The next morning, I was the first up. I strolled towards the sea over sand dunes and lost my way coming back through the sea fog. I chatted with one of Finn’s friends when I returned. His name was Ben, he was a software engineer who had just moved to The Bay Area. He was a surfer as well as a lover of strange and amusing phrases. One of my favourites from that weekend was “I don’t smoke too much weed, man, it goes straight to the DOME”.
An hour after I woke up, Ben, Finn, and I took a quick trip to a surf spot a short drive from the campsite. We had two foamies and three wetsuits between us. A gracious and honourable Englishman, I allowed the two others to bat first while I stood at the shore shivering in a sleeveless wetsuit.

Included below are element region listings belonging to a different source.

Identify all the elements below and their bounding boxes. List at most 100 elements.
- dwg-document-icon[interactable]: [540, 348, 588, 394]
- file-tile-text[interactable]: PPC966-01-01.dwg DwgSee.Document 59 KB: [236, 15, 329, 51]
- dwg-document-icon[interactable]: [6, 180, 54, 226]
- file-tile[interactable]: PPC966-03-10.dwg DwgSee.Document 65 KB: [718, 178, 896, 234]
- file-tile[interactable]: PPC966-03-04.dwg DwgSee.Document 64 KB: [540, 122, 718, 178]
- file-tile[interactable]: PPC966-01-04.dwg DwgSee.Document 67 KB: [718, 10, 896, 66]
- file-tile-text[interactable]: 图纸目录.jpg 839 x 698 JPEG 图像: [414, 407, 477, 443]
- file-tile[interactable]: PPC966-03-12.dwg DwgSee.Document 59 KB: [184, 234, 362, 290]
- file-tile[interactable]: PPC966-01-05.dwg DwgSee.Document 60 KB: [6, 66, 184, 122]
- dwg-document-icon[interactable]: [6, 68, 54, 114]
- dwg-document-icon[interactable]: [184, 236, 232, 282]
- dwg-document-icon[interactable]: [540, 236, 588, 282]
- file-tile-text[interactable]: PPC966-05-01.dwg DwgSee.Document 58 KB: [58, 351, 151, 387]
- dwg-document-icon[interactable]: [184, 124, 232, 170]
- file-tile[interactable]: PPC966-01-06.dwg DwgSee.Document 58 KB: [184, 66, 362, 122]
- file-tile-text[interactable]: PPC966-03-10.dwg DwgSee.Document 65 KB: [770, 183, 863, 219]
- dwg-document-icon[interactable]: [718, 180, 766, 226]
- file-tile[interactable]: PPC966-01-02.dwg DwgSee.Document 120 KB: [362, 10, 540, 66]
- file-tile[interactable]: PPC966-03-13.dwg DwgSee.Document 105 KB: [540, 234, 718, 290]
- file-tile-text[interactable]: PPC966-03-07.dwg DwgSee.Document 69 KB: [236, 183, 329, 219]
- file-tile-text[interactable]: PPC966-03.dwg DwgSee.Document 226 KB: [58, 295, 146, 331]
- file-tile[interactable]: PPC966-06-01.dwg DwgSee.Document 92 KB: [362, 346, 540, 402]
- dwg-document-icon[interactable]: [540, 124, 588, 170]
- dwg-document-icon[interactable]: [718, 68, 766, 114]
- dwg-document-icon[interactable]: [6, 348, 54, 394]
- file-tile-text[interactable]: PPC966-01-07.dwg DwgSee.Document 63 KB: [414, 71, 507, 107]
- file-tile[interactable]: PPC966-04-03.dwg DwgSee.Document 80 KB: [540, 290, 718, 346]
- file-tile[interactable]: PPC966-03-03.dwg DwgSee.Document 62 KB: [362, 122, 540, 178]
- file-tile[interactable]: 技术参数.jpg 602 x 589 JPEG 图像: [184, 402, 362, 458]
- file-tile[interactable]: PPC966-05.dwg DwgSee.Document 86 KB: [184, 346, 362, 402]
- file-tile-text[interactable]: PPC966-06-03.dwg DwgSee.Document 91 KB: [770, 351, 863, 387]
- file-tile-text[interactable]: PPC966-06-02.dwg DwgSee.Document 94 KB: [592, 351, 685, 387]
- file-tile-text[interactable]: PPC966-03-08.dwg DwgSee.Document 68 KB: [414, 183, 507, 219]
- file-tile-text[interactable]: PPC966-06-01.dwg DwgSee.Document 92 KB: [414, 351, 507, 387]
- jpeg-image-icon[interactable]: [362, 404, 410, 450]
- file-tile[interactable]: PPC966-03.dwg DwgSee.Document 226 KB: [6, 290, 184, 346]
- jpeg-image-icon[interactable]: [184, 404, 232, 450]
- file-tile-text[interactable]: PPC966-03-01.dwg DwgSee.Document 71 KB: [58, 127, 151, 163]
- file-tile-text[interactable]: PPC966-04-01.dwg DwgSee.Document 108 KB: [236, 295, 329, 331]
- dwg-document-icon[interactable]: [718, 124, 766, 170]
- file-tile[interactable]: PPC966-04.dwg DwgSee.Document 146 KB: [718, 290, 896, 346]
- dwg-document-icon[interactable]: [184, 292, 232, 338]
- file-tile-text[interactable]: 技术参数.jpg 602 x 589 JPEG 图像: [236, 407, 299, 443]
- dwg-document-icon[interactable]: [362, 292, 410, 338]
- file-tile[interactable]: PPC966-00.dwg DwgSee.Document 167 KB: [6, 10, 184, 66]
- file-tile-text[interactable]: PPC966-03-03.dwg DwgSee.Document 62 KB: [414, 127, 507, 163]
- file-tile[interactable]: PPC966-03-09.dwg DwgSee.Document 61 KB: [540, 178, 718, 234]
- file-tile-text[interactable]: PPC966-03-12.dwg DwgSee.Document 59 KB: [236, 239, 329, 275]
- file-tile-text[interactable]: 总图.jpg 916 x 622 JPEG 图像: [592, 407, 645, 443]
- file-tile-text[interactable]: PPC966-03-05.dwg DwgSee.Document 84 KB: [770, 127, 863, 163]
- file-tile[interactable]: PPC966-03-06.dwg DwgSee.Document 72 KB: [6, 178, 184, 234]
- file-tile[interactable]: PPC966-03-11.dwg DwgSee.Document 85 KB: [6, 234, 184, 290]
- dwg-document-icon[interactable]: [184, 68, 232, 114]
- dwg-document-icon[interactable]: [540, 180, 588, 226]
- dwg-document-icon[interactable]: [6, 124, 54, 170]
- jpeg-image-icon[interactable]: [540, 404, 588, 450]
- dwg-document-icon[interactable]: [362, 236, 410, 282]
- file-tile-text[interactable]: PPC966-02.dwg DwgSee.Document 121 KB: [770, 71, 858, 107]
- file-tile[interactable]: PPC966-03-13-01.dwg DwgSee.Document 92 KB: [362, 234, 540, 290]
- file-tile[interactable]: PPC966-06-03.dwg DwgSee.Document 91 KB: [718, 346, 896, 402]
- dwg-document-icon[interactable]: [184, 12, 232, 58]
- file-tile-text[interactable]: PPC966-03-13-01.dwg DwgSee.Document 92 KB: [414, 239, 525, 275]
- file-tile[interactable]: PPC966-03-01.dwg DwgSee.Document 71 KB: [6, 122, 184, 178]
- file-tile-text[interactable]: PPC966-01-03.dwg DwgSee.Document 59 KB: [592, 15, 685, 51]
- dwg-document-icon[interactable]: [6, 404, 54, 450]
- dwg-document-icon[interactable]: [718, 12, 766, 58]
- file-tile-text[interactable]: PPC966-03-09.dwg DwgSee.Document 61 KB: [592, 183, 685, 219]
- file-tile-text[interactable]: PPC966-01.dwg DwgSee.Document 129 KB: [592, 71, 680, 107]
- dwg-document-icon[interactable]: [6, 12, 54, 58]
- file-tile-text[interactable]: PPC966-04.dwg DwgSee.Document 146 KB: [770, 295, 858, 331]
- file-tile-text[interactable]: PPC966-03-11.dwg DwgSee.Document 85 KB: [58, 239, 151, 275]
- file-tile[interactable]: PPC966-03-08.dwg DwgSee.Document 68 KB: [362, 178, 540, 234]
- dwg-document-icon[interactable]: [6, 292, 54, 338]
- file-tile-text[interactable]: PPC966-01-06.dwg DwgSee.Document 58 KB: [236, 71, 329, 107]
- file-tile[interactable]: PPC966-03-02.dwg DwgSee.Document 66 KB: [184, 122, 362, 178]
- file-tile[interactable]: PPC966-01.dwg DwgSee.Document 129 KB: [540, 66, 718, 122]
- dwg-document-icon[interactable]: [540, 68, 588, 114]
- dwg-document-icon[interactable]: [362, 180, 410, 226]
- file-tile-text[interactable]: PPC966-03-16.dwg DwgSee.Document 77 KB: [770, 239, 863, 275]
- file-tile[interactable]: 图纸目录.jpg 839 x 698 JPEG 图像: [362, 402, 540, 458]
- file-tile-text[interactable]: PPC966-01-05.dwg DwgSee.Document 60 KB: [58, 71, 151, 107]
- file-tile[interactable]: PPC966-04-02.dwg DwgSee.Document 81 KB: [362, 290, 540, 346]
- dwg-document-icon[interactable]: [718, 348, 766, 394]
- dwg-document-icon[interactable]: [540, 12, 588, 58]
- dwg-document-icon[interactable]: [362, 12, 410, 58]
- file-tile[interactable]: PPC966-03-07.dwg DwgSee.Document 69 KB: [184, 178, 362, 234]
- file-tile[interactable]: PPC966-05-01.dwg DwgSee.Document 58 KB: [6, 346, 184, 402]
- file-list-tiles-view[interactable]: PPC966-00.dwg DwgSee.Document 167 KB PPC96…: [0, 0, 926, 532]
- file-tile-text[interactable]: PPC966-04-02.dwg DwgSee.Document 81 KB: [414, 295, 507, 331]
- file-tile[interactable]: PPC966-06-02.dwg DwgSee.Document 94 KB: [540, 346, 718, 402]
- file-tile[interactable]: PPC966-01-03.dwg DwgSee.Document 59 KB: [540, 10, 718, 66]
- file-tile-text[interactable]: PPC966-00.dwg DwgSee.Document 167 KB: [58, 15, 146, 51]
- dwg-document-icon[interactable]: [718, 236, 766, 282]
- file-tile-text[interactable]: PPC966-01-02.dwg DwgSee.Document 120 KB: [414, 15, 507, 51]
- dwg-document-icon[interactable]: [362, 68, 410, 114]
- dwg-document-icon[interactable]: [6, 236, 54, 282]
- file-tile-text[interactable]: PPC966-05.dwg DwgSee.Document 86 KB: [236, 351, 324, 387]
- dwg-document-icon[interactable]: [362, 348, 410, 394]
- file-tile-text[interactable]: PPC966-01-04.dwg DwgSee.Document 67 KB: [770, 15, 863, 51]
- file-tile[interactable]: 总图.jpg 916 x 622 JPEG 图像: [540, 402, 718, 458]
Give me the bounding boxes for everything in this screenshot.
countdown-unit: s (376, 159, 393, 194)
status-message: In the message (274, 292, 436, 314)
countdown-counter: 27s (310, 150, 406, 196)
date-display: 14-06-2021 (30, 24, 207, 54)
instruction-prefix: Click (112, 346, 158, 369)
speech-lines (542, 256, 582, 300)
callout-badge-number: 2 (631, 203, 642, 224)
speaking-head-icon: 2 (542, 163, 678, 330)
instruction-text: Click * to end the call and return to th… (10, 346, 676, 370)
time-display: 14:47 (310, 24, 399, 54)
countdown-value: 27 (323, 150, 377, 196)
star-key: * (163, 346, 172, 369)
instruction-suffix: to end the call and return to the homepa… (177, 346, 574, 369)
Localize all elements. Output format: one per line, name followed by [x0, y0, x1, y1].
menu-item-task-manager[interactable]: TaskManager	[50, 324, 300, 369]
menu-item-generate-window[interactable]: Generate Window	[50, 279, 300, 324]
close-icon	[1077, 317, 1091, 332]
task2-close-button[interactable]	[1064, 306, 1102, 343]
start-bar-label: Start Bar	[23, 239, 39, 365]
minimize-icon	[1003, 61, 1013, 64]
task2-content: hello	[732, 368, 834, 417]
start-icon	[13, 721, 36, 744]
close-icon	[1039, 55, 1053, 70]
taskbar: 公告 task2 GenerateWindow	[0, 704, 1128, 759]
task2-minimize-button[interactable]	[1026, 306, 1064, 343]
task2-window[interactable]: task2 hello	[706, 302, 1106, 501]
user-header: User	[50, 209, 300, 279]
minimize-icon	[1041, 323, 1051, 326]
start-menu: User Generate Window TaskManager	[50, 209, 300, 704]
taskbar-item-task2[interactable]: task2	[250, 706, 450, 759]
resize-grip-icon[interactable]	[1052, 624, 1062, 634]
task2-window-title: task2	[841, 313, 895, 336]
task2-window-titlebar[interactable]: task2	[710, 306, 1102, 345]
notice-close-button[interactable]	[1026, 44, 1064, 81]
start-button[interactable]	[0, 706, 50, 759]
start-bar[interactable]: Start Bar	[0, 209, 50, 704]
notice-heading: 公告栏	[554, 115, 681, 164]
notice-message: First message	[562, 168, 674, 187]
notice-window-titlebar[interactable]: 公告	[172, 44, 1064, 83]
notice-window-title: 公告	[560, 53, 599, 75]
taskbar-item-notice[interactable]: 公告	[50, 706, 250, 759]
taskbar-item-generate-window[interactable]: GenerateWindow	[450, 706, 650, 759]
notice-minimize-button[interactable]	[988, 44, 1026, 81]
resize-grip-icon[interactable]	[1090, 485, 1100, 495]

Finn came in on some whitewater and allowed me to head out on the board. He told me to shuffle my feet in the shallows to avoid possible sting rays. While I had been waiting for them, I had spoken to an older surfer whom I had seen arrive in a new white pick-up truck. He had a sleek, freshly carved grey shortboard. He chatted to me as he put his leash on and surveyed the conditions. Apparently, this was the spot where all the shark sightings had happened over the last year. I shrugged it off as tough talk from a bitter yank. It was strange how empty the lineup was, practically just us four with the whole break to ourselves. In fairness, the conditions weren’t ideal. There was a strong crosswind, it was misty and choppy. More like a standard day at Thurso than the Californian bliss I had been sold by watching Endless Summer.
Nevertheless, when it came my turn to take the foamie out, I rushed out into the white water, blissfully confident that I could handle any strong currents with ease. The cold water hit my body but I pushed through it, determined to make it through the whitewater and out onto the lineup. I only held on for so long with the ice-cold waves breaking onto my head. I had seen no sharks and wouldn’t make it out as far as Ben who was getting in position to ride a wave home. I paddled onto a breaking wave badly positioned and watched the board torpedo above my head. When I got back in, I stood next to Finn, a friend I had met seven summers before at an Ancient Greek Camp hosted in the paradise of a Dorset private school.
Friendship really can take you across the globe, I thought to myself.